La première crise majeure au sein d’une alliance militaire exclusivement anglo-saxonne

Paris, 10 février 1985 – L’annulation des manœuvres de l’ANZUS à la suite du refus de la Nouvelle Zélande d’autoriser le mouillage dans ses ports de navires américains portant des armes nucléaires, au delà du problème de la fiabilité du système de défense occidental qu’elle pose dans le Pacifique sud, constitue la première crise majeure au sein d’une alliance militaire exclusivement anglo-saxonne.

L’alliance entre les trois états industriels anglo-saxons (Etats-Unis, Australie et Nouvelle Zélande) a été conçue en 1951, en pleine guerre de Corée, pour faire pièce à la Chine, puis, à la suite de la perte du Vietnam et du Cambodge en 1975, à un débordement soviétique dans le Pacifique sud.

Elle vient d’être sérieusement mise à l’épreuve, coup sur coup, la semaine dernière, par l’annulation des manœuvres «Sea Eagle» qui devaient avoir lieu en mars prochain, et, par la décision des Etats-Unis de se passer du concours de l’Australie pour surveiller les essais du missile intercontinental MX prévus également dans le pacifique sud.

Le Président Ronald Reagan, puis son secrétaire à la défense, M. Caspar Weinberger, ont admis vendredi que l’ANZUS avait été «affaiblie» ou «ébranlée». Cette fissure, selon les observateurs, a été d’autant plus durement ressentie qu’elle intervient à un mois de la reprise des négociations américano-soviétiques de Genève.

Redoutant l’effet de contagion sur le Pacte Atlantique, le principal champ de la confrontation Est-Ouest, Washington a très fermement averti les «Nations Alliées» qu’un comportement de type néo-zélandais ne sera pas «sans coût» pour le pays qui en prendrait la responsabilité.

L’Amérique est, en effet, en butte aux réticences du Japon, allergique depuis le bombardement nucléaire de Hiroshima et de Nagasaki, en 1945, à l’armement atomique,et, sur le flanc nord, à celles de certains de ses alliés européens.
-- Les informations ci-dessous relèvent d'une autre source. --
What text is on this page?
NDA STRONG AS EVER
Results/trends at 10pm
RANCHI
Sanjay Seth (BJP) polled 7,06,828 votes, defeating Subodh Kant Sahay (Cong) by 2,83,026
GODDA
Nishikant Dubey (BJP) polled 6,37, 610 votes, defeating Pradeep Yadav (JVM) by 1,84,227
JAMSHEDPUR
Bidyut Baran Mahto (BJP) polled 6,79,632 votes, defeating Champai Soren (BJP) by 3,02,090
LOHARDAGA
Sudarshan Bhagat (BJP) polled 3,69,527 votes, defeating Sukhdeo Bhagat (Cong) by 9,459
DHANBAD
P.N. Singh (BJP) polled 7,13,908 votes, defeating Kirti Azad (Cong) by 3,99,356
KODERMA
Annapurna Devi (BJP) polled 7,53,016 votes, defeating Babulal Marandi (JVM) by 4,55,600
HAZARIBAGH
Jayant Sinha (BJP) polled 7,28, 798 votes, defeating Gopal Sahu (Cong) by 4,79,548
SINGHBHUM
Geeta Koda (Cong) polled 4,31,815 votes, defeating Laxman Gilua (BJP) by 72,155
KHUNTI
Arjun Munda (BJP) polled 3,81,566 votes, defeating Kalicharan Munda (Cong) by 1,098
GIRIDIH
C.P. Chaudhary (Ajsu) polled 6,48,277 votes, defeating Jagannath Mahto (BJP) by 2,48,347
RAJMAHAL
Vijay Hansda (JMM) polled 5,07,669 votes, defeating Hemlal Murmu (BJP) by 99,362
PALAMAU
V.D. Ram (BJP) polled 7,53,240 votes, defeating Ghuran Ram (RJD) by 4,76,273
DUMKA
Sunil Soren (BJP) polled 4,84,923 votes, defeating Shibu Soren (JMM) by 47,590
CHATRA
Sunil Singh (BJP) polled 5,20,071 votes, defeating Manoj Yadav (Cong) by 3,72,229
La Norvège et le Danemark sont hostiles à la présence de troupes étrangères et à l’installation d’engons nucléaires sur leur sol. La Belgique et les Pays Bas retardent l’implantation de missiles de croisière pour répliquer au déploiement des missiles SS-20 soviétiques en Europe de l’Est, alors qu’un des principaux partis politiques de la République Fédérale d’Allemagne (RFA), le SPD de Willy Brandt, emboîtant le pas aux pacifistes, s’est prononcé contre le nucléaire, tout comme les travaillistes britanniques.

Anzus-Etats-Unis, flt2 /RN / AFP : La première crise majeure

Paris – Sur le Flanc sud du pacte atlantique, elle est engagée dans une polémique avec le premier ministre grec Andreas Papandreou, récalcitrant devant une hégémonie américaine et qu’elle soupçonne de nourrir des sentiments «anti-américains».

Même si les Américains et les Australiens ont réaffirme à l’occasion de la visite le 7 février à Washington du Premier ministre australien Bob Hawke leur attachement à l’ANZUS, il n’en reste pas moins que compte tenu de l’accroissement prévisible de l’usage du nucléaire tant en tant que combustibles qu’en tant qu’armes, pourrait se poser, à terme, selon les observateurs, le problème de la viabilité du Traité.

Pour bon nombre de commentateurs de la presse occidentale la question, en effet, est de savoir si, au-delà des affinités idéologiques et socio-culturelles, le nucléaire ne vas pas devenir la ligne de clivage dans la redéfinition des alliances, et, si dans le contexte du pacifisme et de la flambée nationaliste en Nouvelle Calédonie, Washington ne serait pas enclin à préférer le maintien de la France, atlantiste résolue et dotée de l’arme nucléaire, à ses alliés anglo-saxons jugés frileux en la matière.

Les dissonances relevées au sein de l’ANZUS constituent la première crise majeure au sein d’une «Alliance exclusivement Wasp» (White anglo-saxon protestant/anglo-saxon protestant de race blanche), selon l’expression d‘un commentateur.

Dans les années 1960, la France, sous le Général de Gaulle, s’était retirée du commandement intégré de l’Otan, mais non du Pacte Atlantique. Les autres conflits au sein du système d’alliance du Bloc occidental avaient mis aux prises, telle la crise du CENTO, des pays non occidentaux mais situés dans leur mouvance.

Succédané de l’ancien Pacte de Bagdad, qui regroupait en bordure de l’Union soviétique et du
Monde arabe, les pays islamiques non arabes (Pakistan, Turquie et Iran) aux côtés des Etats-Unis et de la Grande Bretagne, le CENTO (Central Treaty Organisation) a été dissous en 1979 avec l’avènement de la République Islamique d’Iran.